I just recently went through a similar situation. The only difference is we didn't live with my mom. Since the day my dd was born she has not went more than 2-3 days without seeing my mom. Even if it were just for 30 minutes or so. But every weekend my mom would come and get her at least for a few hours, and then beg to keep her all night. Some times she did and some she did not. So when we moved we went through horrible seperation pains. Unfortunatly we moved almost 11 hours away. One thing my mom did was she put together pictures of her with my dd and her with my dd uncle and just random pictures of our close friends and family. Then she put then in this little frame that displays one at a time, or you can take it out and look through the pictures like a picture album. My mom decorated the frame and everything. I have to say this alone probably saved my sanity, my dd had just turned 2 when we moved, so she didn't really know what was going on, except that when we moved she wanted her meme. We also talked about her all the time, and called her everyday if not more. anytime she wants to talk to her meme we call. We also go back for very frequent trips and my mom comes here. So that has helped as well. I think the big thing will be include him in every decesion you can. When we moved we made a BIG deal about my dd having a big girl room and a big girl bed, and every night before bed we wouold look at the book and say our prayers.

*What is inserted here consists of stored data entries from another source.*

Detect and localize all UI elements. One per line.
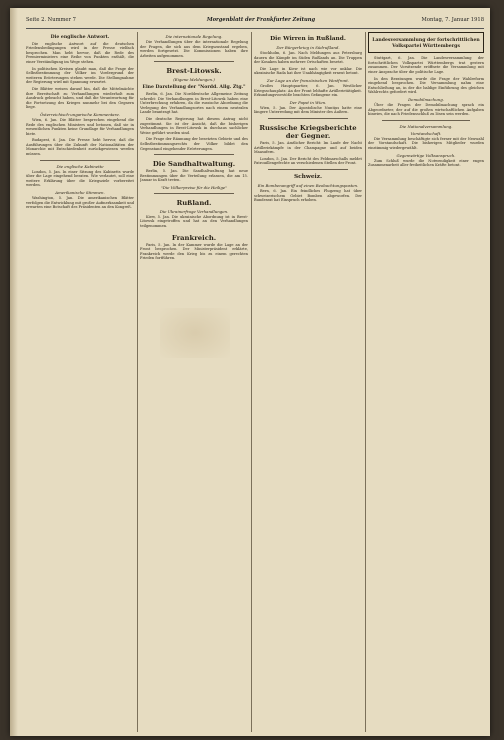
article-heading: Brest-Litowsk.	[166, 67, 222, 76]
section-divider	[154, 193, 234, 194]
article-heading: Die Wirren in Rußland.	[270, 36, 346, 42]
article-subheading: Der Papst in Wien.	[289, 99, 327, 105]
article-paragraph: Über die Fragen der Demobilmachung sprach ein Abgeordneter, der auf die großen wirtschaftlichen Aufgaben hinwies, die nach Friedensschluß zu lösen sein werden.	[368, 102, 484, 117]
article-paragraph: Paris, 5. Jan. In der Kammer wurde die Lage an der Front besprochen. Der Ministerpräsident erklärte, Frankreich werde den Krieg bis zu einem gerechten Frieden fortführen.	[140, 242, 248, 261]
article-paragraph: Washington, 5. Jan. Die amerikanischen Blätter verfolgen die Entwicklung mit großer Aufmerksamkeit und erwarten eine Botschaft des Präsidenten an den Kongreß.	[26, 196, 134, 210]
article-paragraph: Budapest, 6. Jan. Die Presse hebt hervor, daß die Ausführungen über die Zukunft der Nationalitäten der Monarchie mit Entschiedenheit zurückgewiesen werden müssen.	[26, 138, 134, 157]
article-paragraph: Wien, 5. Jan. Der Apostolische Nuntius hatte eine längere Unterredung mit dem Minister des Äußern.	[254, 105, 362, 115]
masthead: Morgenblatt der Frankfurter Zeitung	[206, 17, 316, 23]
column-4	[368, 32, 484, 732]
page-header	[26, 14, 484, 29]
article-subheading: Die englische Kabinette	[56, 163, 104, 169]
article-paragraph: Großes Hauptquartier, 6. Jan. Westlicher Kriegsschauplatz: An der Front lebhafte Artillerietätigkeit. Erkundungsvorstöße brachten Gefangene ein.	[254, 83, 362, 98]
column-1	[26, 32, 134, 732]
article-paragraph: London, 5. Jan. In einer Sitzung des Kabinetts wurde über die Lage eingehend beraten. Wie verlautet, soll eine weitere Erklärung über die Kriegsziele vorbereitet werden.	[26, 169, 134, 188]
article-subheading: Amerikanische Stimmen.	[55, 190, 105, 196]
section-divider	[154, 61, 234, 62]
article-heading: Russische Kriegsberichte der Gegner.	[259, 123, 357, 140]
article-heading: Rußland.	[176, 198, 212, 207]
article-subheading: Die Nationalversammlung.	[399, 123, 453, 129]
article-paragraph: Die englische Antwort auf die deutschen Friedensbedingungen wird in der Presse vielfach besprochen. Man hebt hervor, daß die Rede des Premierministers eine Reihe von Punkten enthält, die einer Verständigung im Wege stehen.	[26, 41, 134, 64]
article-subheading: Die Ukrainerfrage Verhandlungen.	[159, 208, 229, 214]
article-paragraph: Die Frage der Räumung der besetzten Gebiete und des Selbstbestimmungsrechts der Völker bildet den Gegenstand eingehender Erörterungen.	[140, 137, 248, 151]
section-divider	[382, 120, 470, 121]
section-divider	[40, 160, 120, 161]
column-2	[140, 32, 248, 732]
article-heading: Schweiz.	[293, 173, 323, 180]
article-paragraph: Paris, 5. Jan. Amtlicher Bericht: Im Laufe der Nacht Artilleriekämpfe in der Champagne und auf beiden Maasufern.	[254, 140, 362, 155]
article-paragraph: Die Lage in Kiew ist nach wie vor unklar. Die ukrainische Rada hat ihre Unabhängigkeit erneut betont.	[254, 66, 362, 76]
column-rule	[365, 32, 366, 732]
article-subheading: Gegenwärtige Volksanspruch.	[396, 152, 456, 158]
article-subheading: Zur Lage an der französischen Westfront.	[266, 77, 350, 83]
section-divider	[268, 118, 348, 119]
article-subheading: Österreichisch-ungarische Kommentare.	[39, 111, 120, 117]
article-heading: Die englische Antwort.	[50, 35, 110, 40]
article-paragraph: Bern, 6. Jan. Ein feindliches Flugzeug hat über schweizerischem Gebiet Bomben abgeworfen. Der Bundesrat hat Einspruch erhoben.	[254, 188, 362, 203]
article-subheading: Demobilmachung.	[408, 96, 444, 102]
article-paragraph: Stuttgart, 6. Jan. Die Landesversammlung der fortschrittlichen Volkspartei Württembergs trat gestern zusammen. Der Vorsitzende eröffnete die Versammlung mit einer Ansprache über die politische Lage.	[368, 56, 484, 74]
article-paragraph: Berlin, 5. Jan. Die Sandhaltwaltung hat neue Bestimmungen über die Verteilung erlassen, die am 15. Januar in Kraft treten.	[140, 169, 248, 183]
article-paragraph: Kiew, 5. Jan. Die ukrainische Abordnung ist in Brest-Litowsk eingetroffen und hat an den Verhandlungen teilgenommen.	[140, 214, 248, 229]
column-3	[254, 32, 362, 732]
article-subheading: Ein Bombenangriff auf einen Beobachtungsposten.	[257, 182, 359, 188]
article-paragraph: Stockholm, 6. Jan. Nach Meldungen aus Petersburg dauern die Kämpfe im Süden Rußlands an. Die Truppen der Kosaken haben mehrere Ortschaften besetzt.	[254, 51, 362, 65]
page-binding-edge	[10, 8, 18, 736]
section-divider	[154, 154, 234, 155]
article-paragraph: Berlin, 6. Jan. Die Norddeutsche Allgemeine Zeitung schreibt: Die Verhandlungen in Brest-Litowsk haben eine Unterbrechung erfahren, da die russische Abordnung die Verlegung des Verhandlungsortes nach einem neutralen Lande beantragt hat.	[140, 91, 248, 115]
article-paragraph: Die deutsche Regierung hat diesem Antrag nicht zugestimmt. Sie ist der Ansicht, daß die bisherigen Verhandlungen in Brest-Litowsk in durchaus sachlicher Weise geführt worden sind.	[140, 116, 248, 135]
section-divider	[268, 169, 348, 170]
article-paragraph: In den Beratungen wurde die Frage der Wahlreform eingehend besprochen. Die Versammlung nahm eine Entschließung an, in der die baldige Einführung des gleichen Wahlrechts gefordert wird.	[368, 76, 484, 95]
article-paragraph: Die Versammlung beschäftigte sich ferner mit der Neuwahl der Vorstandschaft. Die bisherigen Mitglieder wurden einstimmig wiedergewählt.	[368, 136, 484, 150]
newspaper-page	[10, 8, 490, 736]
article-subheading: Die internationale Regelung.	[165, 34, 223, 39]
article-heading: Landesversammlung der fortschrittlichen Volkspartei Württembergs	[372, 38, 480, 49]
article-heading: Die Sandhaltwaltung.	[152, 160, 236, 169]
headline-box	[368, 32, 484, 53]
article-paragraph: Die Blätter weisen darauf hin, daß die Mittelmächte ihre Bereitschaft zu Verhandlungen wiederholt zum Ausdruck gebracht haben, und daß die Verantwortung für die Fortsetzung des Krieges nunmehr bei den Gegnern liege.	[26, 86, 134, 110]
article-subheading: Der Bürgerkrieg in Südrußland.	[276, 45, 340, 50]
article-paragraph: In politischen Kreisen glaubt man, daß die Frage der Selbstbestimmung der Völker im Vordergrund der weiteren Erörterungen stehen werde. Die Stellungnahme der Regierung wird mit Spannung erwartet.	[26, 66, 134, 85]
article-paragraph: Wien, 6. Jan. Die Blätter besprechen eingehend die Rede des englischen Ministers und betonen, daß sie in wesentlichen Punkten keine Grundlage für Verhandlungen biete.	[26, 117, 134, 136]
column-rule	[137, 32, 138, 732]
article-subheading: "Die Völkerpreise für die Heilige"	[160, 184, 227, 190]
article-subheading: Vorstandschaft.	[410, 130, 442, 136]
article-paragraph: Die Verhandlungen über die internationale Regelung der Fragen, die sich aus dem Kriegszustand ergeben, werden fortgesetzt. Die Kommissionen haben ihre Arbeiten aufgenommen.	[140, 40, 248, 58]
article-paragraph: Zum Schluß wurde die Notwendigkeit einer engen Zusammenarbeit aller freiheitlichen Kräfte betont.	[368, 158, 484, 168]
article-subheading: (Eigene Meldungen.)	[173, 77, 215, 83]
article-heading: Frankreich.	[171, 233, 217, 242]
issue-date: Montag, 7. Januar 1918	[421, 17, 484, 23]
article-paragraph: London, 5. Jan. Der Bericht des Feldmarschalls meldet Patrouillengefechte an verschiedenen Stellen der Front.	[254, 156, 362, 166]
article-heading: Eine Darstellung der "Nordd. Allg. Ztg."	[142, 85, 246, 91]
column-rule	[251, 32, 252, 732]
page-number: Seite 2. Nummer 7	[26, 17, 76, 23]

Basically all I can say is hang in there, It will get better, and also reassure your parents that he will not forget them. It was as hard on my mom as my dd because of this.
I went through something very similar after my divorce. My daughter and I moved in with my parents and they pretty much became her "dad" (he is no longer in the picture). I remarried and we moved out of their home and my daughter (who just turned 4) was very upset and acting out all of the time. It's just the way kids express their emotions.
Luckily we live close to my parents so she can still see them at least weekly, although she tells me she wants to live with them whenever she gets in trouble.
The pictures are very helpful. My daughter has a scrapbook with everyone she has ever met it seems in it somewheer. Maybe you can set up a web cam between the two homes so your son can see and talk to them. I know it's not the same thing, but being able to see them may help. Just be patient with him. He's young and you get very attached to a routine at that age. It will get better with time.
Last edited by happymom28; 11-25-2006 at 08:27 AM.